Kathryn Connolly, CPTM, director of global talent management in human resources at WEX Inc., says, “Oftentimes, we’re so quick to turn around programs just by nature of our work. But how can we really have those benchmark key performance metrics upfront, so that we can show the value that we’re bringing to the business when [all is] said and done?” Asking the right questions can help learning leaders identify the key performance indicators (KPIs) and metrics that consistently contribute to business success.
2. Go to the Source
When learning professionals receive a training request, their first inclination may be to spring into action to meet the stated learning need as quickly as possible. However, Connolly says, “oftentimes, we have strategic requests that come in, and the vision is developed from the executive leader or sponsor. You have to take into consideration how that’s impacting the workforce.” Learning requests are often communicated by C-suite leaders who see a need for training on the front line but may not fully understand the nature of the learning need.

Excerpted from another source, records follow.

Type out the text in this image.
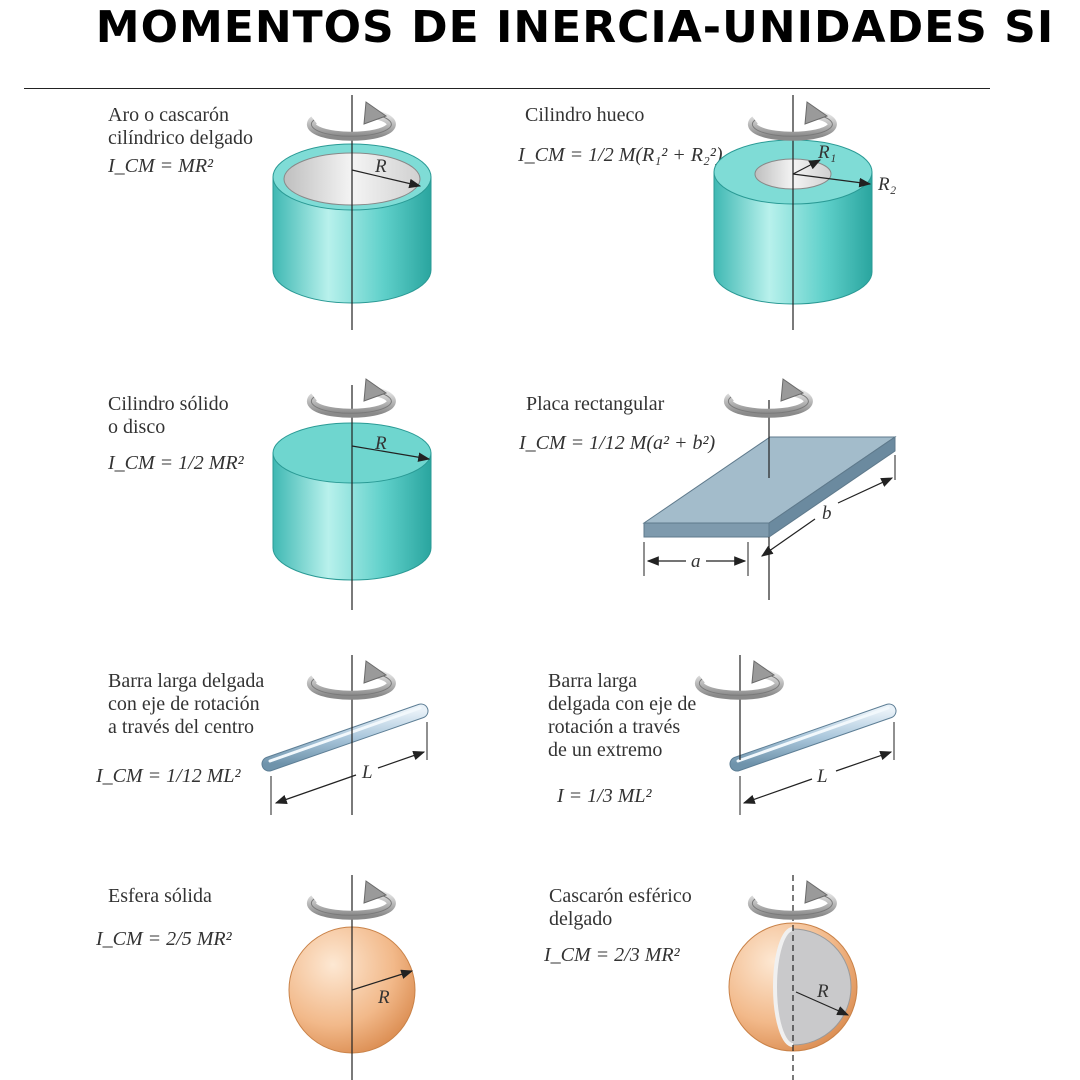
MOMENTOS DE INERCIA-UNIDADES SI
Aro o cascarón
cilíndrico delgado
Cilindro hueco
Cilindro sólido
o disco
Placa rectangular
Barra larga delgada
con eje de rotación
a través del centro
Barra larga
delgada con eje de
rotación a través
de un extremo
Esfera sólida	Cascarón esférico
delgado
I_CM = MR²	I_CM = 1/2 M(R₁² + R₂²)
I_CM = 1/2 MR²
I_CM = 1/12 M(a² + b²)
I_CM = 1/12 ML²
I = 1/3 ML²
I_CM = 2/5 MR²
I_CM = 2/3 MR²
R
R₁
R₂
R
a
b
L	L
R	R
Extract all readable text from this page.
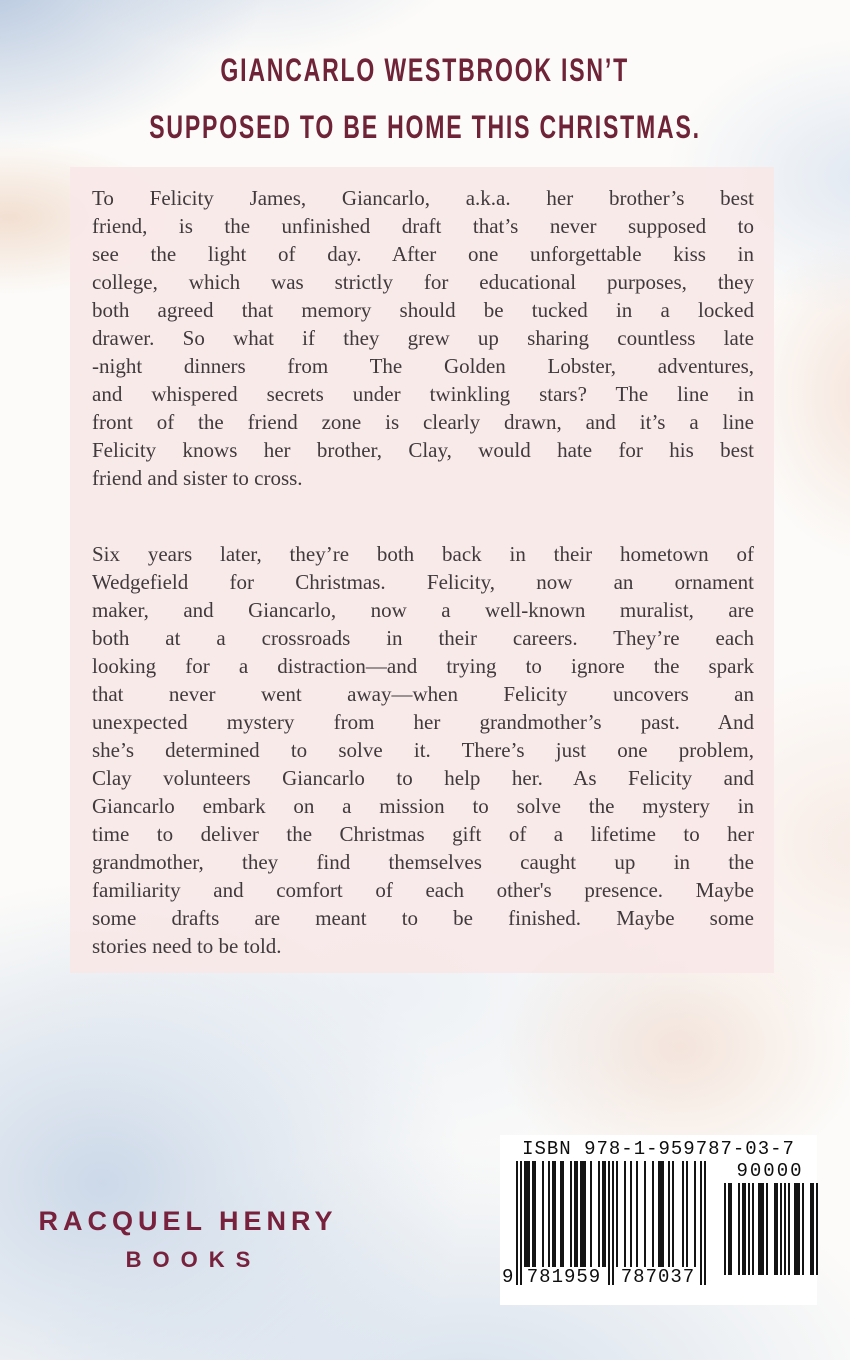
GIANCARLO WESTBROOK ISN’T
SUPPOSED TO BE HOME THIS CHRISTMAS.
To Felicity James, Giancarlo, a.k.a. her brother’s best
friend, is the unfinished draft that’s never supposed to
see the light of day. After one unforgettable kiss in
college, which was strictly for educational purposes, they
both agreed that memory should be tucked in a locked
drawer. So what if they grew up sharing countless late
-night dinners from The Golden Lobster, adventures,
and whispered secrets under twinkling stars? The line in
front of the friend zone is clearly drawn, and it’s a line
Felicity knows her brother, Clay, would hate for his best
friend and sister to cross.
Six years later, they’re both back in their hometown of
Wedgefield for Christmas. Felicity, now an ornament
maker, and Giancarlo, now a well-known muralist, are
both at a crossroads in their careers. They’re each
looking for a distraction—and trying to ignore the spark
that never went away—when Felicity uncovers an
unexpected mystery from her grandmother’s past. And
she’s determined to solve it. There’s just one problem,
Clay volunteers Giancarlo to help her. As Felicity and
Giancarlo embark on a mission to solve the mystery in
time to deliver the Christmas gift of a lifetime to her
grandmother, they find themselves caught up in the
familiarity and comfort of each other's presence. Maybe
some drafts are meant to be finished. Maybe some
stories need to be told.
RACQUEL HENRY
BOOKS
ISBN 978-1-959787-03-7
9 781959 787037
90000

Executive and leadership teams may be well-intentioned in their training requests, but to provide truly effective training solutions, learning leaders must go directly to the source: their learners. Doing so means “making sure we’re reaching out to not just the management level but the front line [and] making sure we understand the needs of the people that are on the ground,” says Connolly.
“We can’t solve problems with the same mindset we use to create them,” Angle shares. “We have to get out of our own way and ask the questions to the people doing the work.” Gathering insights from employees, rather than relying solely on the C-suite, can ensure learning leaders have a comprehensive understanding of the problem — and provide a comprehensive solution.
3. Identify Opportunities for Cross-skilling
“A lot of companies have business continuity plans,” which usually “focus on supply-chain, technology [and] infrastructure,” says Savion. “You never see learning or cross-skilling in that business continuity plan.” Learning leaders can demonstrate their value and ensure their place in the business continuity plan by identifying opportunities for cross-skilling — or cross-training — employees.
The term “cross-skilling” refers to training employees in a variety of business-critical functions and tasks outside of their job function to ensure operations don’t stall due to employee absence or organizational upheaval. As layoffs and furloughs have run rampant through organizations amid the outbreak of the coronavirus pandemic, “many companies have been floundering to figure out how to cross-train people,” says Savion.
Learning leaders can identify opportunities for cross-skilling when conducting training needs assessments. In her recent guest editor column for Training Industry Magazine, Savion writes, “Conduct a skills risk analysis of business-critical units that drive the highest value proposition. Then, begin cross-skilling select workforce populations for your new business strategy.” Cultivating a versatile, adaptive and cross-trained workforce goes a long way in times of crisis.
Although they can’t tell the future, learning leaders can protect against future crises by conducting effective needs analyses that provide a comprehensive understanding of the learning needs of the business and its people and identify opportunities for cross-skilling on the front line. In 2020, the learning function has an opportunity to demonstrate its value by bolstering and supporting training that is critical to business continuity and success.